Home

Help

Search


HTML tools - Tips and traps

The HTML columns in March's issue of PC User magazine provoked a strong reaction from PC User reader and web author Robert Eldridge. Robert savaged a section of HTML source created by Rose Vines WinWord 97 and urged us to make sure web page source should be written "to degrade gracefully'' in all web browsers.

We thought Robert made some good points in his email so we invited him to expand on it in this column. We asked him to share his thoughts on web authoring and, in particular, the pitfalls of using GUI net tools to create HTML source.

Here are our questions and Robert's replies.:
Question - Helen & John
Can you give us your line by line critique of the HTML source in the "Not just a pretty face" box from page 89 of the March issue of PC User magazine? In particular, would you explain what the correct form should be.

Answer - Robert
I will deal with this in two parts, the head section and the body section. Firstly the head:

<HTML>
<HEAD>
<META HTTP-EQUIV="Content-Type" CONTENT="text/html; charset=
windows-1252">
<META NAME="Generator" CONTENT="Microsoft Word 97">
<TITLE>welcome</TITLE>
<META NAME="Version" CONTENT="8.0.3326">
<META NAME="Date" CONTENT="9/26/96">
<META NAME="Template" CONTENT="C:\PROGRAM FILES\MICROSOFT
OFFICE\OFFICE\HTML.DOT">
</HEAD>

I really wonder about all this <meta> content. Is it required, no. Does it provide any useful information for the page user, no. I did initially think the date may be informative but then realised, no. Would CONTENT="10/2/96" equal the 10th of February or the 2nd of October? and in any event is it the date the page was written or the date of the software?

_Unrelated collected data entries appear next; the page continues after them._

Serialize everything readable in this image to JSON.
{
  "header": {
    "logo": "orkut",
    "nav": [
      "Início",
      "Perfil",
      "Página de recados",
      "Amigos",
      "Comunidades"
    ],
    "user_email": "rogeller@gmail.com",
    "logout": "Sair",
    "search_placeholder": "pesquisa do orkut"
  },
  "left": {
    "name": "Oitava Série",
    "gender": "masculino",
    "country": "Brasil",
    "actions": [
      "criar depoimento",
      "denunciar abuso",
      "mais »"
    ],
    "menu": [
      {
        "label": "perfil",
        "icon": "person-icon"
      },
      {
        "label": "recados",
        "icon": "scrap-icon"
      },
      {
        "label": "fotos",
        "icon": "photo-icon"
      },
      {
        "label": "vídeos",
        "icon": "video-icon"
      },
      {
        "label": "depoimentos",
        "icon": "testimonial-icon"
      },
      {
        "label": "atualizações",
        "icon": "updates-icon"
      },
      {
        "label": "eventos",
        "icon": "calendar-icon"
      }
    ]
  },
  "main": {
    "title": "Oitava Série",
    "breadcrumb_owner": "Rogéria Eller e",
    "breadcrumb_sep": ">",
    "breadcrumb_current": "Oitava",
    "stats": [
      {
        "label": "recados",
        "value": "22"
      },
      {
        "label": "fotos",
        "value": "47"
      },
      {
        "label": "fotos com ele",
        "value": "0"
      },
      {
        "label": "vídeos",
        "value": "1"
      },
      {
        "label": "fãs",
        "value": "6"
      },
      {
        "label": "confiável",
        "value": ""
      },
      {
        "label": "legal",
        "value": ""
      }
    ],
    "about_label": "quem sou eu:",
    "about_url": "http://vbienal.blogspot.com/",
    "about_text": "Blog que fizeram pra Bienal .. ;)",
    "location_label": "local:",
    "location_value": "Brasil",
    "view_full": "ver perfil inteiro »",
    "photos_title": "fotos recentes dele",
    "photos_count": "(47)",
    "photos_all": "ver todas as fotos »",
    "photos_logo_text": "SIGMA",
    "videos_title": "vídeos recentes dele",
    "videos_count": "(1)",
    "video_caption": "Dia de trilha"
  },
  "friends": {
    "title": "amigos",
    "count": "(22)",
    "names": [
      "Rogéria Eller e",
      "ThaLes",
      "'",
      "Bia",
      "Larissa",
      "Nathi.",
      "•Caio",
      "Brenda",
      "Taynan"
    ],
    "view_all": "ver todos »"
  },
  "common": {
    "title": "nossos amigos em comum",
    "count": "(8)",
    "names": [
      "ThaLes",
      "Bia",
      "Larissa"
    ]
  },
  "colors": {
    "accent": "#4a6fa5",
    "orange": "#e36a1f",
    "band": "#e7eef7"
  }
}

What is missing and is required is the document type declaration.

I am currently researching this question in relation to what <!doctype> should one use on pages that do not validate to a standard. The absence of a <!doctype> now implies one at html level 2.0. Whilst the presence or otherwise of a <!doctype> has no apparent significant effect the standard does require one and it could be important in future versions of browsers and other user agents.

Now to the body of the document:

<BODY TEXT="#000000" LINK="#0000ff" VLINK="#800080" BGCOLOR=
"#000000">

Whilst this follows the recommendation that if you set one colour you should set them all, it sets colours that contradict the very purpose of that recommendation by setting the background to "#000000" (black) and the text to "#000000" (black).

As the only text on the page has its colour set to dark blue by an attribute to the <font> tag then why not set the set the <body> text to "#000080" (dark blue). That way browsers that don't support <font color=> at least might get to see the text in dark blue.

<FONT SIZE=2><P>&nbsp;</P>
</FONT><P>&nbsp;</P>
<P>&nbsp;</P>

Three paragraphs each containing a non-breaking page space (&nbsp;). They are used in this situation to put some "white space" at the start of the document but why set the font size on the first 'empty' paragraph? The difference between <p><font size=2>&nbsp;</font></p> and <p>&nbsp;</p> is VERY small in terms of positioning the subsequent content.

This line also introduces some invalid code. The block level element <p> can contain a text level element like <font>, NOT the other way around.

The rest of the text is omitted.